Exhibit 10.19

The Raw Shark Texts

Sometimes I’m easy. If you write a novel that quotes Murakami and Calvino, features an ethereal “conceptual shark” as an antagonist, and includes an underground world of people who explore unspace, well, I’m probably going to enjoy your book. If the last quarter of the book is more or less a retelling of Jaws, all the better. Steven Hall’s debut novel has all of these things and quite a bit more in a quick 450 pages. I might try to review it at length soon so I’ll keep my thoughts here brief.

I loved it.

Okay, less brief:

The plot – it probably won’t do any good to describe it to you. Not that it’s difficult to follow, exactly, just that its delightful oddity might seem over-the-top out of context. Here goes: Eric Sanderson wakes up in his house without any memories. The prior Eric Sanderson has foreseen this occurrence and arranged for a series of notes, letters, and mementos to arrive. These are less than helpful since the prior Eric Sanderson doesn’t seem to remember much more than our Eric Sanderson because a conceptual shark–called a Ludovician–has been eating his memories. And it’s coming back.

You know, that old story.

It’s hard to express just how well the conceptual elements are handled. The shark isn’t a shark…but it’s totally a shark, peaking its fin above the floor of his consciousness and hunting Eric Sanderson down until it has eaten everything except his pointless human shell. Part of the beauty of the book–both as an object and as a concept–is that it visualizes its language-based terrors as pictures crafted out of words. It’s pretty incredible to see a novel–a thriller no less–so singularly focused on thought and language and culture that it’s impossible to describe the book without touching on how those elements form us as people.
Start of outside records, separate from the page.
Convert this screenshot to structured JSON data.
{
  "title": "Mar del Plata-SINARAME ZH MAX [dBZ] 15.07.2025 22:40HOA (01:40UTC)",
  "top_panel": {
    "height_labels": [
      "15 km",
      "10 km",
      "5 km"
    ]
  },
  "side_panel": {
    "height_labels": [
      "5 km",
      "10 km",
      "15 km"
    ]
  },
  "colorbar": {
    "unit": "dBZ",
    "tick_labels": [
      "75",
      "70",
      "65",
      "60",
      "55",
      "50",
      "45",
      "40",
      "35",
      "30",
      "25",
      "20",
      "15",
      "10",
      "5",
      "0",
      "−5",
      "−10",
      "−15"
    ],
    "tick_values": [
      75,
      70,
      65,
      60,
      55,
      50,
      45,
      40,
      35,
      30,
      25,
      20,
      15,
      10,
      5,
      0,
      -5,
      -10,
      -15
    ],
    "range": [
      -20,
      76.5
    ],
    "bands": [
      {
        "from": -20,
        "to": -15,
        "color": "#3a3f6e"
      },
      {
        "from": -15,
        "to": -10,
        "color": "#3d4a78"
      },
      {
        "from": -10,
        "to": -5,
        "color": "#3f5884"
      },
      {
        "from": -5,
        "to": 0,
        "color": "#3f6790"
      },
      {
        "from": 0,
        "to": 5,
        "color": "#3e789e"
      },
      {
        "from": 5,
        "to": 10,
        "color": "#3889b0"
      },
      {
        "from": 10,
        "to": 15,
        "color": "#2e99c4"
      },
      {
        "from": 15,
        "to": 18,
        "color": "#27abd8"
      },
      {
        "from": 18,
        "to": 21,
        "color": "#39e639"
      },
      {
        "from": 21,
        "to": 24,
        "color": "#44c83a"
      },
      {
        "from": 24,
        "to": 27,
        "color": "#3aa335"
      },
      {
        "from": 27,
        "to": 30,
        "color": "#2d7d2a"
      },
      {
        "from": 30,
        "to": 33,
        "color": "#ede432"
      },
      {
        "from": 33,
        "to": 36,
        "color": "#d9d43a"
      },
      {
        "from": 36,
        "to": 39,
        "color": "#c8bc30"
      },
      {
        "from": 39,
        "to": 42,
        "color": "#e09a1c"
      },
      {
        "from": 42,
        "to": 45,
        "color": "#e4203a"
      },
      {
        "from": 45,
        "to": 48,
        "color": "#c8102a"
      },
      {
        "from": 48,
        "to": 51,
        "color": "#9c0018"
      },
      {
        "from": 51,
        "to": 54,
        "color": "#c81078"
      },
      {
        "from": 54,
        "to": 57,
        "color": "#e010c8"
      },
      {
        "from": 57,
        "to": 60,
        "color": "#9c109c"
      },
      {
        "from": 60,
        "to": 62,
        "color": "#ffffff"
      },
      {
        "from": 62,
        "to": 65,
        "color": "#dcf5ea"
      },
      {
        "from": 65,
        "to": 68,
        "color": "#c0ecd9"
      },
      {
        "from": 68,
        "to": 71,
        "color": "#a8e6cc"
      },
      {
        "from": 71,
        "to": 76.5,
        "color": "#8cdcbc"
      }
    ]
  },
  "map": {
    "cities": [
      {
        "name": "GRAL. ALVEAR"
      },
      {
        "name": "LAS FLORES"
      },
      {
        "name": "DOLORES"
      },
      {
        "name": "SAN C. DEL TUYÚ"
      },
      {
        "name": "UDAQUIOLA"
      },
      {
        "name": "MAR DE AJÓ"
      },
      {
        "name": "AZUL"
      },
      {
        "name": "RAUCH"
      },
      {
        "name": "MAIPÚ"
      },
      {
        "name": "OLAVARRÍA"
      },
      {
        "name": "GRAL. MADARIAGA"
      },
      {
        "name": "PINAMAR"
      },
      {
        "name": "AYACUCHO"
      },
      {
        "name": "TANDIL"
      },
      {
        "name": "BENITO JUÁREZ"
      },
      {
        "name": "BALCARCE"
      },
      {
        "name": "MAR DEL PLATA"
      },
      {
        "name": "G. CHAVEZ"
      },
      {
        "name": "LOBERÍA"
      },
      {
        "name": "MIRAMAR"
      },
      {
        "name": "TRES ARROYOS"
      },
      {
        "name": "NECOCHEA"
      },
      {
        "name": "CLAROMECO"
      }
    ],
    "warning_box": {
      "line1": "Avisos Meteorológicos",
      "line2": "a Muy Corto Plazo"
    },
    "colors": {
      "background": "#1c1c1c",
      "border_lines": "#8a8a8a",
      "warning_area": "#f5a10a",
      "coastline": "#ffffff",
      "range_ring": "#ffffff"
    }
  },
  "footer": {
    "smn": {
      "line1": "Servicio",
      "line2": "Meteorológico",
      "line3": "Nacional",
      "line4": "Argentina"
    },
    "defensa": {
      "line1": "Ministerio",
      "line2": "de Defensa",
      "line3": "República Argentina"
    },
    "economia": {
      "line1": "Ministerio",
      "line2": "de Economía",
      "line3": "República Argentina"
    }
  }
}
As you might have noticed, it’s a highly original book. Still, it’s not always perfect. The language seems to erode as the pages go on, possible because the author (like this reader) might have preferred to spend the entire book in his dark, theoretical underworld rather than pushing the plot toward the Jaws reenactment. Also, the ending seems to want us to question the reliability of the narrator, but of course every reader is already doing that given his condition. The thing is, most if not all readers will decide that they don’t care if he’s crazy as we’re people looking for a good story not detectives trying to find what’s real in a world of impossibility. It’s more fun to believe in the shark than it is to doubt it, and risking our faith for a wink seems pointless if not disrespectful.